Mistakes were made

I generally avoid Reddit, I figure I have enough things in my life sucking my time. But from time to time one link comes across my screen that I find interesting. This is one of them.

The user accidentally deleted a production database. Now, I think we can all agree that deleting a database in production is a “bad thing”. But, whose fault is this really?

Yes, one could argue the employee should have been more careful, but, let’s backup.

The respondents in the thread raise several good points.

  • Why were the values in the documentation ones that pointed to a LIVE, production database? Why not point to a dev copy or even better yet, one that doesn’t really exist. They expect the person to update/change the parameters anyway, so worst case if they put in the fake ones in is, nothing happens.
  • Why didn’t Production have backups? This is a completely separate question, but a very important one!
  • Why fire him? As many pointed out, he had just learned a VERY valuable lesson, and taught the company a very valuable lesson too!

I’ll admit, I’d something similar in my career at one of my employers. Except I wasn’t an intern, I was the Director of IT, and my goal in fact WAS to do something on the live database. The mistake I made was a minor one in execution (reversed the direction of an arrow on the GUI before hitting the Execute button) but disastrous in terms of impact. And of course there wasn’t a recent enough backup.

I wasn’t fired for that.  I did develop and enforce our change control documents after that and always ensured, as much as possible that we had adequate backups. (Later in a my career, a larger, bigger muckup did get me… “given the opportunities to apply my skills elsewhere”, but there were other factors involved and I arguably wasn’t fired JUST for the initial issue.)

As the Director of IT, I made a point of telling my employees that story. And I explained to them, that I expected them to make mistakes. If they didn’t they probably weren’t trying hard enough. But I told them the two things that I wouldn’t accept would be lying about a mistake (trying to cover it up, or blame others, etc) and repeatedly making the same mistake.

I wrote in an earlier post that mistakes were avoidable. But as I pointed out, it’s actually more complex than that. Some mistakes are avoidable. Or, at least they can be managed. For example, it is unfortunately likely that at some point, someone, somewhere, will munge production data.  Perhaps they won’t delete it all, or perhaps they’ll do a make a White Ford Taurus type mistake, but it will happen.  So you have safeguards in place. First, limit the number of people in a position to make such a mistake.

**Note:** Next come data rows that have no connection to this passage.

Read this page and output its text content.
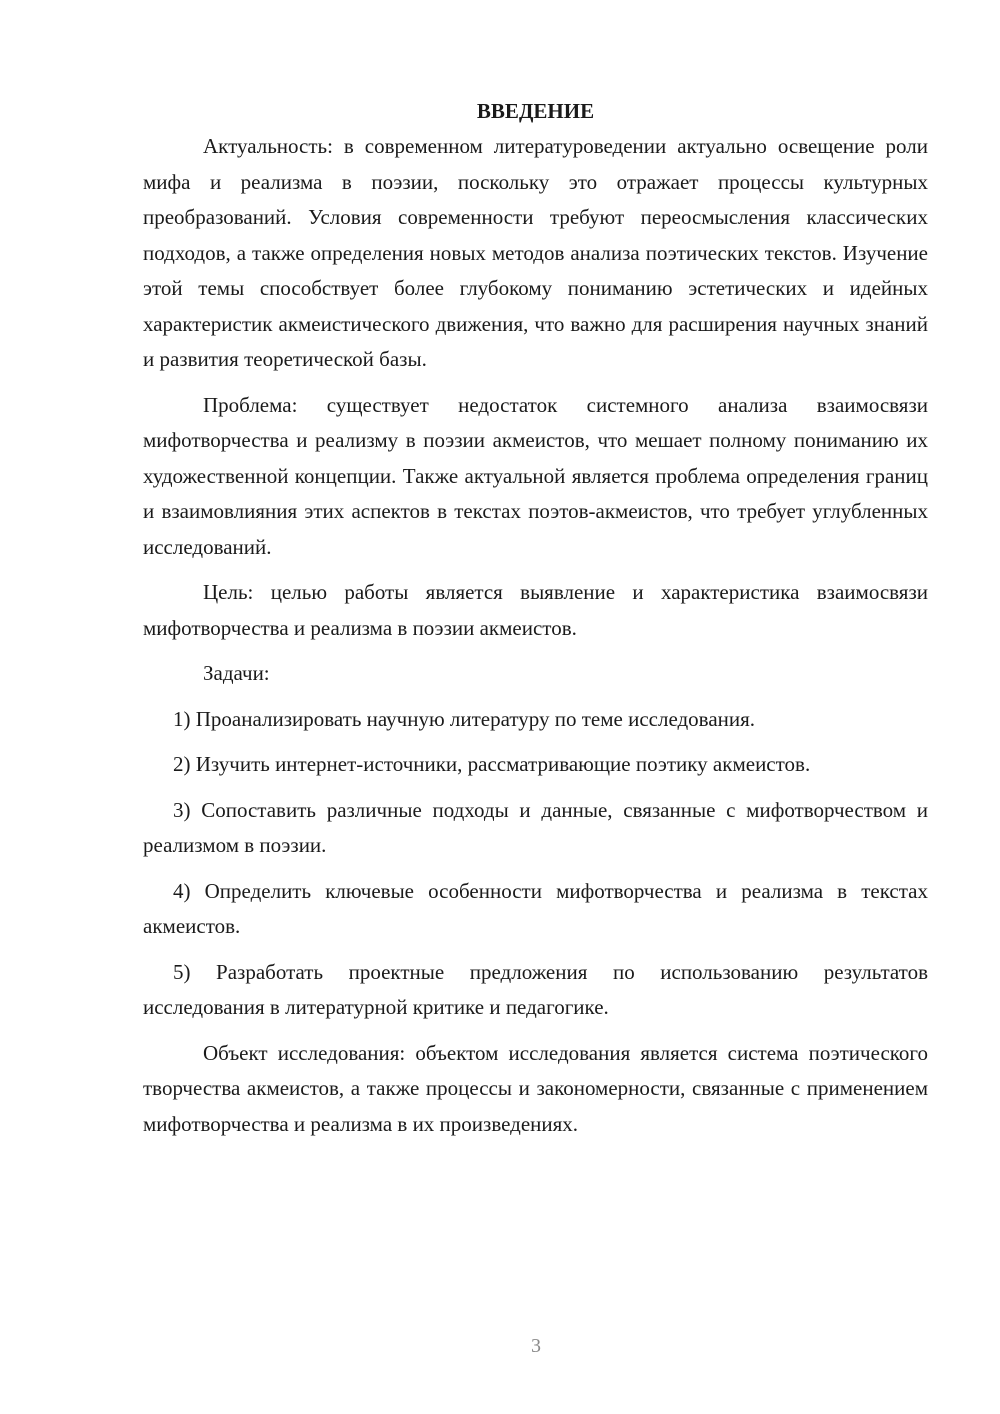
ВВЕДЕНИЕ

Актуальность: в современном литературоведении актуально освещение роли мифа и реализма в поэзии, поскольку это отражает процессы культурных преобразований. Условия современности требуют переосмысления классических подходов, а также определения новых методов анализа поэтических текстов. Изучение этой темы способствует более глубокому пониманию эстетических и идейных характеристик акмеистического движения, что важно для расширения научных знаний и развития теоретической базы.

Проблема: существует недостаток системного анализа взаимосвязи мифотворчества и реализму в поэзии акмеистов, что мешает полному пониманию их художественной концепции. Также актуальной является проблема определения границ и взаимовлияния этих аспектов в текстах поэтов-акмеистов, что требует углубленных исследований.

Цель: целью работы является выявление и характеристика взаимосвязи мифотворчества и реализма в поэзии акмеистов.

Задачи:

1) Проанализировать научную литературу по теме исследования.

2) Изучить интернет-источники, рассматривающие поэтику акмеистов.

3) Сопоставить различные подходы и данные, связанные с мифотворчеством и реализмом в поэзии.

4) Определить ключевые особенности мифотворчества и реализма в текстах акмеистов.

5) Разработать проектные предложения по использованию результатов исследования в литературной критике и педагогике.

Объект исследования: объектом исследования является система поэтического творчества акмеистов, а также процессы и закономерности, связанные с применением мифотворчества и реализма в их произведениях.

3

Second, have adequate backups. There’s probably other steps you can do to reduce the chance of error and mitigate it when it does eventually happen. Work on those.

But don’t fire the person who just learned a valuable lesson. They’re the one that is least likely to make that mistake again.  Me, I’d probably fire the CTO for not having backups and for having production values in documentation like that AND for firing the new guy.